La vicenda si colloca all’interno di un contesto più ampio che ha visto Pulici venire fuori sempre assolto da una serie di vicissitudini giudiziarie. Nel corso di uno dei processi a suo carico era emersa la questione del pc e delle chiavette usb che Pulici non trovò nel suo ufficio quando, dopo essere stato allontanato dalla Procura di Palermo in seguito alle indagini che lo riguardavano, fu autorizzato a recuperare il materiale di sua proprietà.

L’indagine era stata archiviata dalla Procura con la formula degli atti non costituenti notizie di reato che non prevede la valutazione di un giudice per le indagini preliminari.

Il fascicolo, però, successivamente, riguardando un fatto avvenuto nella stanza di un magistrato in servizio a Palermo, fu giustamente trasferito per competenza a Caltanissetta. Il 10 febbraio scorso il pm Simona Russo ha chiesto l’archiviazione perché l’indagine, anche alla luce del tempo trascorso – i fatti sono del 2015 – “non ha permesso di accertare né l’effettiva commissione del reato, né di individuarne eventualmente l’autore, considerando che Pulici non ha fornito alcun elemento utile” e ha detto di “non nutrire sospetti sul conto di alcuno”.

Il caso, dunque, andrebbe chiuso “in assenza di elementi concreti ed idonei a ritenere sussistente quantomeno il fumus del reato di cui all’art. 323 codice penale”.

Pulici si è affidato all’avvocato Antonio Ingroia che si è opposto alla richiesta di archiviazione, ritenendo che la “sintetica motivazione” sia “evidentemente fondata su un totale fraintendimento della stessa denunzia”.

La prima stranezza rilevata da Ingroia riguarda l’articolo 323 e cioè l’abuso d’ufficio. Strano perché il reato denunciato è furto e non un eventuale abuso commesso da qualche magistrato.

Secondo punto dell’opposizione: la richiesta di archiviazione sarebbe inammissibile “in quanto il pm avrebbe dovuto iscrivere come persona offesa anche il magistrato Maria Teresa Principato, che certamente avrebbe dovuto essere sentita”.

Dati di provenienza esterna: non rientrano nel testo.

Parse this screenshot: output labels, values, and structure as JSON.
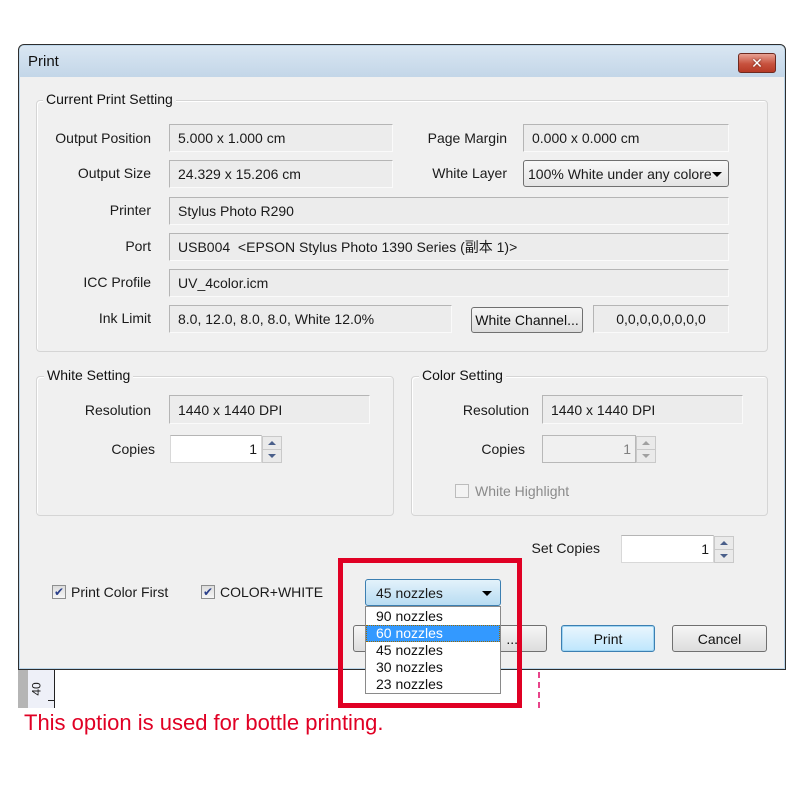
{
  "window": {
    "title": "Print",
    "close_icon": "close-x-icon"
  },
  "current_print_setting": {
    "legend": "Current Print Setting",
    "output_position": {
      "label": "Output Position",
      "value": "5.000 x 1.000 cm"
    },
    "page_margin": {
      "label": "Page Margin",
      "value": "0.000 x 0.000 cm"
    },
    "output_size": {
      "label": "Output Size",
      "value": "24.329 x 15.206 cm"
    },
    "white_layer": {
      "label": "White Layer",
      "value": "100% White under any colore"
    },
    "printer": {
      "label": "Printer",
      "value": "Stylus Photo R290"
    },
    "port": {
      "label": "Port",
      "value": "USB004  <EPSON Stylus Photo 1390 Series (副本 1)>"
    },
    "icc_profile": {
      "label": "ICC Profile",
      "value": "UV_4color.icm"
    },
    "ink_limit": {
      "label": "Ink Limit",
      "value": "8.0, 12.0, 8.0, 8.0, White 12.0%"
    },
    "white_channel_button": "White Channel...",
    "white_channel_value": "0,0,0,0,0,0,0,0"
  },
  "white_setting": {
    "legend": "White Setting",
    "resolution": {
      "label": "Resolution",
      "value": "1440 x 1440 DPI"
    },
    "copies": {
      "label": "Copies",
      "value": "1"
    }
  },
  "color_setting": {
    "legend": "Color Setting",
    "resolution": {
      "label": "Resolution",
      "value": "1440 x 1440 DPI"
    },
    "copies": {
      "label": "Copies",
      "value": "1"
    },
    "white_highlight": {
      "label": "White Highlight",
      "checked": false,
      "enabled": false
    }
  },
  "set_copies": {
    "label": "Set Copies",
    "value": "1"
  },
  "options": {
    "print_color_first": {
      "label": "Print Color First",
      "checked": true
    },
    "color_white": {
      "label": "COLOR+WHITE",
      "checked": true
    }
  },
  "nozzles": {
    "selected": "45 nozzles",
    "highlighted": "60 nozzles",
    "options": [
      "90 nozzles",
      "60 nozzles",
      "45 nozzles",
      "30 nozzles",
      "23 nozzles"
    ]
  },
  "buttons": {
    "hidden_button_suffix": "...",
    "print": "Print",
    "cancel": "Cancel"
  },
  "ruler": {
    "label": "40"
  },
  "annotation": {
    "text": "This option is used for bottle printing.",
    "color": "#e00024"
  }
}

Terzo punto: la scelta, che Ingroia definisce “davvero incomprensibile” della Procura di
Palermo, di “iscrivere la prima, originaria, segnalazione del furto da parte del Pulici nel registro delle ‘non-notizie di reato’, per poi archiviare senza svolgere alcuna indagine, e quindi senza informare né il gip di Palermo (trattandosi di archiviazione ‘amministrativa’ e non giurisdizionale), né la Procura di
Caltanissetta”. Una scelta che “di fatto, ha reso più difficili ma non impossibili le indagini”.

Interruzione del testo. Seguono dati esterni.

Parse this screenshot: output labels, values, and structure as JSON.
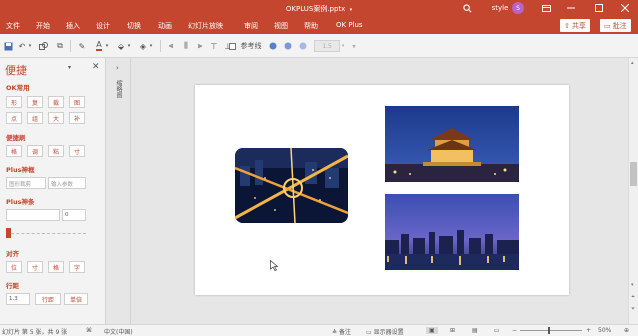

Ingroia denuncia “il mancato espletamento di atti di indagine finalizzati ad assicurare le fonti di
prova”. E richiama un ammonimento della Corte europea per i diritti dell’uomo, secondo cui “il semplice passare del tempo può nuocere all’inchiesta, ma anche compromettere definitivamente le possibilità che questa sia portata a termine”.

Ebbene, secondo Ingroia, “vi sono tutta una serie di attività investigative necessarie che, nel caso di specie, non sono state poste in essere, nonostante i fatti denunciati siano di rilevante gravità”. Come si è potuto non indagare sul furto nella stanza di un magistrato di atti investigativi che riguardano Messina denaro, il latitante che tutti cercano e nessuno riesce a trovare?

Ed ecco l’affondo dell’ex procuratore aggiunto di Palermo e oggi avvocato contro i suoi ex colleghi: “Nulla fa escludere che un approfondimento dell’indagine sul furto denunciato dal Pulici potrebbe aiutare a far luce sulle ragioni della mancata cattura negli anni del Messina Denaro”.

Sono pesanti le ombre sollevate da Ingroia che conclude scrivendo: “Rimane, dunque, piuttosto incomprensibile come la Procura della Repubblica di Palermo, prima, e quella di Caltanissetta, poi, non abbiano ritenuto il caso meritevole di approfondimenti investigativi per individuare i responsabili della sottrazione del prezioso materiale informatico-investigativo contenuto nel pc e nelle pen drive”.

In particolare Ingroia contesta che la Procura di Caltanissetta si sia limitata a sentire Pulici e propone ulteriori indagini. Chiede di sentire, oltre a Maria Teresa Principato, anche Francesco Petruzzella che all’epoca era il responsabile del settore informatico della Procura di Palermo, il colonnello della Finanza Francesco Mazzotta che si occupò delle indagini e l’assistente giudiziario Maria Grazia Palumbo.

L’opposizione alla richiesta di archiviazione è del 23 marzo scorso. L’ultima parola spetta al gip.